In defence of Shaughnessy

A looky-loo’s guide to Vancouver’s first-ever heritage conservation area

December 11, 2015

By Marcie Good / Photo: Patrick Gunn

Richard Keate is well into a two-hour driving tour of First Shaughnessy, winding around the wide boulevards and identifying the distinguishing features of early 20th-century homes. He is somewhat of a guardian here, having served for many years on the committee that advises council on what constitutes “heritage.” The humming engine of his hybrid car shuts down every time he pauses, as if in deference. “Picturesque,” he says, pointing out a gabled manor partially veiled by landscaping. “It’s an American style. What it means is a quality of delight and mystery and surprise. That’s what we want to keep.”
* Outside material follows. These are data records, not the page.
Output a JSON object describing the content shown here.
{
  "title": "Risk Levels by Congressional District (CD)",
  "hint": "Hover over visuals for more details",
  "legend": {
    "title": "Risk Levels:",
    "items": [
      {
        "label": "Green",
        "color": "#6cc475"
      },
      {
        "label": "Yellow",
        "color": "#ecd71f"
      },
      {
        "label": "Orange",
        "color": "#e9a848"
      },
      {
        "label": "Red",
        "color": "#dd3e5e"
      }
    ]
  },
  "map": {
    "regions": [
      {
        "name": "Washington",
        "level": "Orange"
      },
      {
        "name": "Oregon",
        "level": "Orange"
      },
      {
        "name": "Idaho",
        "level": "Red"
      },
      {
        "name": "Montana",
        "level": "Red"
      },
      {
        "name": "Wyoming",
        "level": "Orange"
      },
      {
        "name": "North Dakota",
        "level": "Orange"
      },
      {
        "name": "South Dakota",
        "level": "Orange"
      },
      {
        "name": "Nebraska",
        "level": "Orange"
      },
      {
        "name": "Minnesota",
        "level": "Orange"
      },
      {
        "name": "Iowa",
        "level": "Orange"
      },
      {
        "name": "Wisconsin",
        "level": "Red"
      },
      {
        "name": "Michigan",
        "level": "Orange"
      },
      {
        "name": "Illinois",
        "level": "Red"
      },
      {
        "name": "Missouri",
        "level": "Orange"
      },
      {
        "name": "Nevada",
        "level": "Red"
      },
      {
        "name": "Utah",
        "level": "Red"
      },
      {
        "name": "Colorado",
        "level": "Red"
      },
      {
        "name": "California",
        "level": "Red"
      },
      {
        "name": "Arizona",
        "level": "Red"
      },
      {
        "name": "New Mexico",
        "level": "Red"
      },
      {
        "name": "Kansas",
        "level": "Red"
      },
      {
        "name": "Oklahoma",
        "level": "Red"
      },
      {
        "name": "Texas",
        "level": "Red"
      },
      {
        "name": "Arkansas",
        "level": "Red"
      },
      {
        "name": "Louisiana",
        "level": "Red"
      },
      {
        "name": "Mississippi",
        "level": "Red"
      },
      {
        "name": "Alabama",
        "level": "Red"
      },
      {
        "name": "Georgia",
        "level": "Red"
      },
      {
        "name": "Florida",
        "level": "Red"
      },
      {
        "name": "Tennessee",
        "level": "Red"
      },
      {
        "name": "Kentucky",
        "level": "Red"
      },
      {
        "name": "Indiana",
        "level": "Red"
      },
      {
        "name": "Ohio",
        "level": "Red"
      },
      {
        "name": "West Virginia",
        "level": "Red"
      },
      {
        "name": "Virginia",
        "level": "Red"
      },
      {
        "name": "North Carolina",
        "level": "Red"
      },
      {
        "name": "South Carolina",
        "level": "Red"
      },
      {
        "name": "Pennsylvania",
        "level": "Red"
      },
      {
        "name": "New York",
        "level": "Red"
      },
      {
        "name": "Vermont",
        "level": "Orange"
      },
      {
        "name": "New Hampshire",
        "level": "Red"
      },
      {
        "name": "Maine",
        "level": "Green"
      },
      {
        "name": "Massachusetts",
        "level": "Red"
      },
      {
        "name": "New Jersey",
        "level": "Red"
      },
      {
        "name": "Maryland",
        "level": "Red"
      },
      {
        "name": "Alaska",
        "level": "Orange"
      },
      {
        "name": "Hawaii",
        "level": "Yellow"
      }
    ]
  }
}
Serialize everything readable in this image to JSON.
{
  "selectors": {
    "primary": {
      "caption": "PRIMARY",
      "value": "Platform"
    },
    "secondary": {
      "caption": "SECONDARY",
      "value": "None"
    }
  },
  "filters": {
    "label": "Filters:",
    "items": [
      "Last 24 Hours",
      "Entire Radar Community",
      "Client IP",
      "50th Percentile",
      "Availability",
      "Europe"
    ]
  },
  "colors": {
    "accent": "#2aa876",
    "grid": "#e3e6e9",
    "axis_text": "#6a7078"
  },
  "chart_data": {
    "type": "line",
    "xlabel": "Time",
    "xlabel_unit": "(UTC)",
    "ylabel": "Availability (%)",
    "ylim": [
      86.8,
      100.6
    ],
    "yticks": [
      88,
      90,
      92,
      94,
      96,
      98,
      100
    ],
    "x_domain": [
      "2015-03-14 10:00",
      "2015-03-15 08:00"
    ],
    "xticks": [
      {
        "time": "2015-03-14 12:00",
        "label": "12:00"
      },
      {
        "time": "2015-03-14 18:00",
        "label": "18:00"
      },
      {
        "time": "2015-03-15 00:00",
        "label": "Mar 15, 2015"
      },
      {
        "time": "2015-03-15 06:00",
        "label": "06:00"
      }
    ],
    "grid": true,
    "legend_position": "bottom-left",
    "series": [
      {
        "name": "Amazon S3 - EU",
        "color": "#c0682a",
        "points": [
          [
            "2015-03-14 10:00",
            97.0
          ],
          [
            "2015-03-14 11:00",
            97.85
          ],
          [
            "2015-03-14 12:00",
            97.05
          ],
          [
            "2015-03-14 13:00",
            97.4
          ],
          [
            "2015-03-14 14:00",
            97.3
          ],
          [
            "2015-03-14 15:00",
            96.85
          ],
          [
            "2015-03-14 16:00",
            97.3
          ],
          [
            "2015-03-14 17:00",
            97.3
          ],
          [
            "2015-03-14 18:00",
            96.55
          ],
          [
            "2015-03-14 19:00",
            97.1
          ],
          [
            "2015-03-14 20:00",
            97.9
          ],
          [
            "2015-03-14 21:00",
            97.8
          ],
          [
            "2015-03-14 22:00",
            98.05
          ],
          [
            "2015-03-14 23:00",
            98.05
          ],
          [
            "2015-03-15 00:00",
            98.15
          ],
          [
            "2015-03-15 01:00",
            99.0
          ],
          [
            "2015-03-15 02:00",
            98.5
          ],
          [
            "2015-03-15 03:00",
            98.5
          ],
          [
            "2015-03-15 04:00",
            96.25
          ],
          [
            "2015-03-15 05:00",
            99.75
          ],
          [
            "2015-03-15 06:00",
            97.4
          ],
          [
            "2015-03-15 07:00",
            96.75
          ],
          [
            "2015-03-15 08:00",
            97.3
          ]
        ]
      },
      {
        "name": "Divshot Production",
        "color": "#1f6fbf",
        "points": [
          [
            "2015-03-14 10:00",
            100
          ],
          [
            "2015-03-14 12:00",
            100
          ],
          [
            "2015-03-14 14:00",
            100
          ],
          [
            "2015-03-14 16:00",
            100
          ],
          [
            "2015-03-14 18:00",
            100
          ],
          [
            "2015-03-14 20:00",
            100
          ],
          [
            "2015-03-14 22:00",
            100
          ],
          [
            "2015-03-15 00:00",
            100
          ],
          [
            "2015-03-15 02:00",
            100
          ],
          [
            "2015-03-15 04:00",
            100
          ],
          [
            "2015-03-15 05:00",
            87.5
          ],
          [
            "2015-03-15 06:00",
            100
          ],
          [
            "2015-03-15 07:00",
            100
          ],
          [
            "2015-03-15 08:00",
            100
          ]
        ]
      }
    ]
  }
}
This is what he would rather lose: “Chateau Gateau,” he says, shuddering in front of a Disneyesque castle with round turrets and decorative plates fixed to the stucco. He points to the columns and explains how they don’t even look like they support anything. “People look at this and think, ‘There’s something wrong.’”

What is also wrong, in his mind, is that the palace recently replaced a Tudor-style home with red trim, window boxes, and nine-foot interior ceilings. The trade-off won’t happen as easily now, with First Shaughnessy recently designated as Vancouver’s first Heritage Conservation Area. The controversial plan, unanimously approved by council on Sept. 29, protects pre-1940 homes deemed “heritage” from being demolished. It also adds design guidelines to ensure that new houses fit in with the overall character of the area.


The City of Vancouver’s First Shaughnessy Heritage Conservation Area Design Guidelines

Protection of neighbourhood aesthetic is nothing new here. These massive and varying lots were first cleared of forest and sold by the Canadian Pacific Railway to Vancouver’s most socially elite families in the early 1900s. Sir Thomas Shaughnessy, president of the CPR, ensured his company retained control over the quality of the development, reviewing and approving plans for every house. That iron-clad control loosened over the years, and even guidelines approved by council in 1992 were no longer standing up to the powerful forces of Vancouver real estate. More and more old homes were facing the wrecking ball. Council finally drew the line last year, when 19 of the remaining 317 pre-1940 homes were up for demolition.

Keate has much personal investment in this neighbourhood, being a fourth-generation Shaughnessy resident. He also shows me the Dutch Revival Colonial mansion bought by his great-grandfather, a Minnesota senator, in 1926. Keate is a retired architect. His own home, which he built in 1989, shares a lot with a large British Arts and Crafts specimen and is marked with a neat sign: Downton Shabby.

But other residents, concerned more about their financial investment, are less enthusiastic. A large group of them wrote letters to council and have started legal proceedings to challenge the HCA. “It’s like the old days of kings and dukes,” says one disgruntled owner of a 1912 Craftsman-style home. “Noblesse oblige. The city can do anything they want. They can take your house.” He doesn’t want to be named or speak for the group, but he bought his home about 40 years ago and feels the pressure of the $20,000 property taxes and ongoing maintenance. He’s concerned about the additional maintenance requirements of the plan. This is his home, not a museum. If someone knocks down a home on his street and builds something that looks similar, that’s fine with him. He doesn’t want the city telling him, for example, what colour to paint his house. “People are idealistic that want to preserve everything. They don’t look at the property owner’s point of view and what you have to do to keep everything the way it has to be.”

As my tour with Keate winds up, it strikes me that his own interpretation of the new rules is not as stuffy as I expected. He estimates that 40 of the 317 homes could immediately be struck off the protected list because they’ve been irrevocably renovated. We come to the question of colour. “There’s sort of a rumour out there that colours are going to be forced on people. That’s not going to happen. We can offer them a grant and seed money for paint, and they can meet us halfway and do it in historical colours.” He points out a Tudor-style mansion used as a residential facility for mental health patients. It used to be painted yellow, the woodwork pink. The neighbour objected. “I thought it was great. It was cheerful. The poor people had enough problems.”